Nevertheless, Sławomir Dębski presents a brilliant reconstruction of the sequence of events from the point at which Germany clinched its rapprochement with the Soviet Union in August 1939 until the open clash of the two totalitarian Powers in June 1941. His book answers key questions for historiography on the motives that prompted Hitler and Stalin to make their deal and why their alliance collapsed. His account of the alternative Soviet plans for an attack against Germany explains Stalin’s conduct in the critical opening days of the war. Dębski offers his readers a set of novel and thoroughly thought-out assessments, with an original account of diplomatic relations between the Third Reich and the Soviet Union in 1939-1941 based on his examination of German, Soviet, and Polish sources. The study is an invaluable source of information for all who are interested in geopolitics, the background to twentieth-century diplomacy, and the history of totalitarian states. This book will also give readers a deeper insight into the plight of the Polish State and its people wedged between the two twentieth-century totalitarian regimes.

As previously noted, six photographs from the English edition are presented below. The captions are translated from each photograph’s Polish caption.

Photo 1. 23 August 1939 – Moscow. Joachim von Ribbentrop signs the Non-Aggression Pact between the Third Reich and the Soviet Union, along with the secret supplementary protocol. Molotov and Stalin are visible in the background.

Photo 2. June 1940 – Przemysł. Goods exchange point between the USSR and the Reich.

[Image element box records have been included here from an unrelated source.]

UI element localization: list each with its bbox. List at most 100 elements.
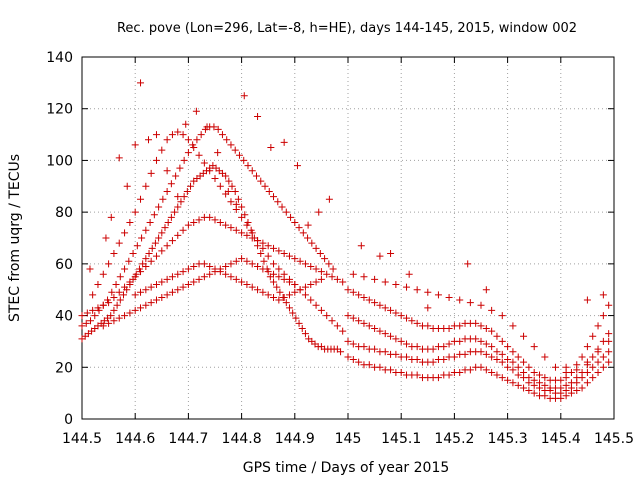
data-point: [514, 353, 522, 361]
data-point: [405, 270, 413, 278]
data-point: [218, 131, 226, 139]
data-point: [365, 361, 373, 369]
data-point: [445, 340, 453, 348]
data-point: [151, 239, 159, 247]
data-point: [158, 229, 166, 237]
data-point: [328, 273, 336, 281]
data-point: [270, 270, 278, 278]
data-point: [403, 353, 411, 361]
data-point: [155, 234, 163, 242]
data-point: [113, 301, 121, 309]
data-point: [307, 296, 315, 304]
data-point: [105, 260, 113, 268]
data-point: [216, 268, 224, 276]
data-point: [403, 283, 411, 291]
data-point: [520, 384, 528, 392]
data-point: [163, 136, 171, 144]
data-point: [562, 363, 570, 371]
data-point: [301, 330, 309, 338]
data-point: [126, 278, 134, 286]
data-point: [344, 286, 352, 294]
data-point: [171, 208, 179, 216]
data-point: [578, 368, 586, 376]
data-point: [482, 325, 490, 332]
data-point: [115, 314, 123, 322]
data-point: [131, 291, 139, 299]
data-point: [291, 218, 299, 226]
data-point: [477, 363, 485, 371]
data-point: [291, 281, 299, 289]
data-point: [328, 317, 336, 325]
data-point: [243, 257, 251, 265]
data-point: [520, 368, 528, 376]
data-point: [206, 167, 214, 175]
data-point: [583, 296, 591, 304]
data-point: [216, 218, 224, 226]
data-point: [514, 371, 522, 379]
data-point: [270, 244, 278, 252]
series-1: [78, 123, 337, 330]
data-point: [589, 363, 597, 371]
data-point: [482, 366, 490, 374]
data-point: [504, 376, 512, 384]
data-point: [605, 301, 613, 309]
data-point: [161, 224, 169, 232]
data-point: [147, 283, 155, 291]
data-point: [238, 203, 246, 211]
data-point: [504, 343, 512, 351]
data-point: [107, 213, 115, 221]
data-point: [232, 226, 240, 234]
data-point: [525, 387, 533, 395]
data-point: [168, 237, 176, 245]
data-point: [270, 278, 278, 286]
data-point: [270, 293, 278, 301]
data-point: [190, 218, 198, 226]
data-point: [137, 288, 145, 296]
series-8: [344, 312, 613, 392]
data-point: [275, 273, 283, 281]
data-point: [147, 169, 155, 177]
data-point: [445, 293, 453, 301]
data-point: [365, 322, 373, 330]
data-point: [296, 286, 304, 294]
data-point: [472, 319, 480, 327]
data-point: [265, 187, 273, 195]
data-point: [466, 366, 474, 374]
data-point: [298, 325, 306, 332]
y-tick-labels: 0 20 40 60 80 100 120 140: [46, 50, 73, 428]
data-point: [280, 250, 288, 258]
data-point: [184, 281, 192, 289]
data-point: [387, 332, 395, 340]
data-point: [413, 343, 421, 351]
data-point: [371, 325, 379, 332]
data-point: [222, 270, 230, 278]
data-point: [264, 242, 272, 250]
series-6: [344, 353, 613, 402]
data-point: [116, 273, 124, 281]
data-point: [248, 283, 256, 291]
data-point: [589, 332, 597, 340]
data-point: [211, 265, 219, 273]
data-point: [125, 257, 133, 265]
data-point: [392, 309, 400, 317]
data-point: [291, 255, 299, 263]
chart-title: Rec. pove (Lon=296, Lat=-8, h=HE), days …: [117, 21, 577, 36]
data-point: [291, 288, 299, 296]
data-point: [129, 250, 137, 258]
data-point: [403, 340, 411, 348]
data-point: [238, 278, 246, 286]
data-point: [243, 231, 251, 239]
data-point: [573, 387, 581, 395]
data-point: [133, 242, 141, 250]
data-point: [413, 356, 421, 364]
x-tick-label: 144.5: [62, 431, 102, 447]
x-tick-label: 145.3: [488, 431, 528, 447]
data-point: [115, 239, 123, 247]
data-point: [176, 164, 184, 172]
data-point: [187, 182, 195, 190]
data-point: [121, 229, 129, 237]
data-point: [498, 312, 506, 320]
x-tick-label: 144.8: [222, 431, 262, 447]
data-point: [155, 203, 163, 211]
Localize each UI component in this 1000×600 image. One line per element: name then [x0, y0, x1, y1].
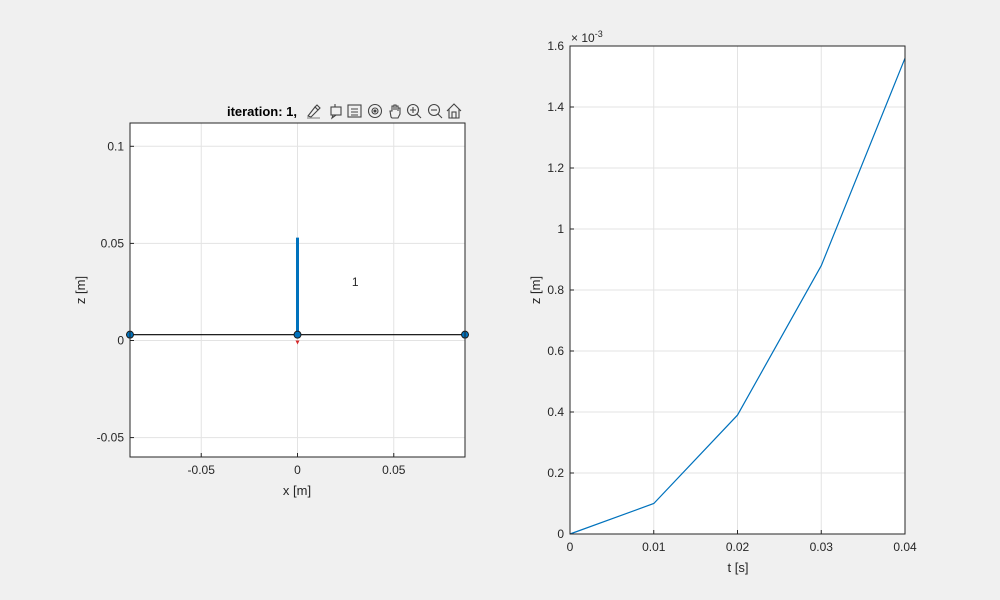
data-tip-icon[interactable] — [330, 104, 342, 120]
axes-beam-yticks: -0.05 0 0.05 0.1 — [97, 139, 134, 445]
y-tick-label: 1.2 — [547, 161, 564, 175]
y-tick-label: 0.05 — [101, 236, 125, 250]
annotation-label: 1 — [352, 275, 359, 289]
axes-toolbar — [307, 103, 462, 120]
y-tick-label: 1 — [557, 222, 564, 236]
y-tick-label: 0.8 — [547, 283, 564, 297]
axes-displacement[interactable]: 0 0.01 0.02 0.03 0.04 0 0.2 0.4 0.6 0.8 1 1.2 1.4 1.… — [528, 29, 917, 575]
zoom-out-icon[interactable] — [427, 103, 443, 119]
rotate-icon[interactable] — [367, 103, 383, 119]
axes-beam[interactable]: -0.05 0 0.05 -0.05 0 0.05 0.1 1 x [m] z [m] i… — [73, 104, 469, 498]
series-line — [569, 57, 906, 535]
axes-displacement-ylabel: z [m] — [528, 276, 543, 304]
legend-icon[interactable] — [347, 104, 362, 118]
zoom-in-icon[interactable] — [406, 103, 422, 119]
axes-beam-ylabel: z [m] — [73, 276, 88, 304]
y-tick-label: 1.6 — [547, 39, 564, 53]
node-point — [293, 330, 302, 339]
home-icon[interactable] — [446, 103, 462, 119]
x-tick-label: 0 — [294, 463, 301, 477]
x-tick-label: 0.02 — [726, 540, 750, 554]
support-marker — [295, 340, 300, 345]
x-tick-label: 0.04 — [893, 540, 917, 554]
brush-icon[interactable] — [307, 104, 321, 119]
y-tick-label: 1.4 — [547, 100, 564, 114]
axes-beam-xticks: -0.05 0 0.05 — [188, 453, 406, 477]
y-tick-label: 0 — [557, 527, 564, 541]
axes-frame — [129, 122, 466, 458]
y-tick-label: -0.05 — [97, 431, 125, 445]
axes-displacement-marks — [569, 57, 906, 535]
axes-displacement-xlabel: t [s] — [728, 560, 749, 575]
axes-displacement-exponent: × 10-3 — [571, 29, 603, 45]
y-tick-label: 0.4 — [547, 405, 564, 419]
exponent-power: -3 — [595, 29, 603, 39]
x-tick-label: 0 — [567, 540, 574, 554]
x-tick-label: 0.03 — [810, 540, 834, 554]
axes-frame — [569, 45, 906, 535]
axes-beam-xlabel: x [m] — [283, 483, 311, 498]
y-tick-label: 0.2 — [547, 466, 564, 480]
exponent-base: × 10 — [571, 31, 595, 45]
y-tick-label: 0.1 — [107, 139, 124, 153]
y-tick-label: 0 — [117, 333, 124, 347]
y-tick-label: 0.6 — [547, 344, 564, 358]
axes-beam-grid — [130, 123, 465, 457]
axes-displacement-xticks: 0 0.01 0.02 0.03 0.04 — [567, 530, 917, 554]
axes-beam-title: iteration: 1, — [227, 104, 297, 119]
x-tick-label: -0.05 — [188, 463, 216, 477]
x-tick-label: 0.05 — [382, 463, 406, 477]
pan-icon[interactable] — [389, 104, 401, 119]
x-tick-label: 0.01 — [642, 540, 666, 554]
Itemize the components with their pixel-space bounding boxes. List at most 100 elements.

Arrival of a Soviet train carrying kerosene at the Przemyśl railway station.

Photo 3. July 1940 – Przemysł. Soviet tankers transporting oil to Germany.

Photo 4. July 1940 – Przemysł. Transshipment of Soviet oil at the Przemyśl station.

Photo 5. August 1940 – Przemysł. Transport of goods from the USSR to Germany via the Przemyśl border bridge.

Photo 6. 12 November 1940 – Berlin. People’s Commissar Vyacheslav Molotov in conversation with Adolf Hitler. Interpreter: Embassy Counselor Hilger.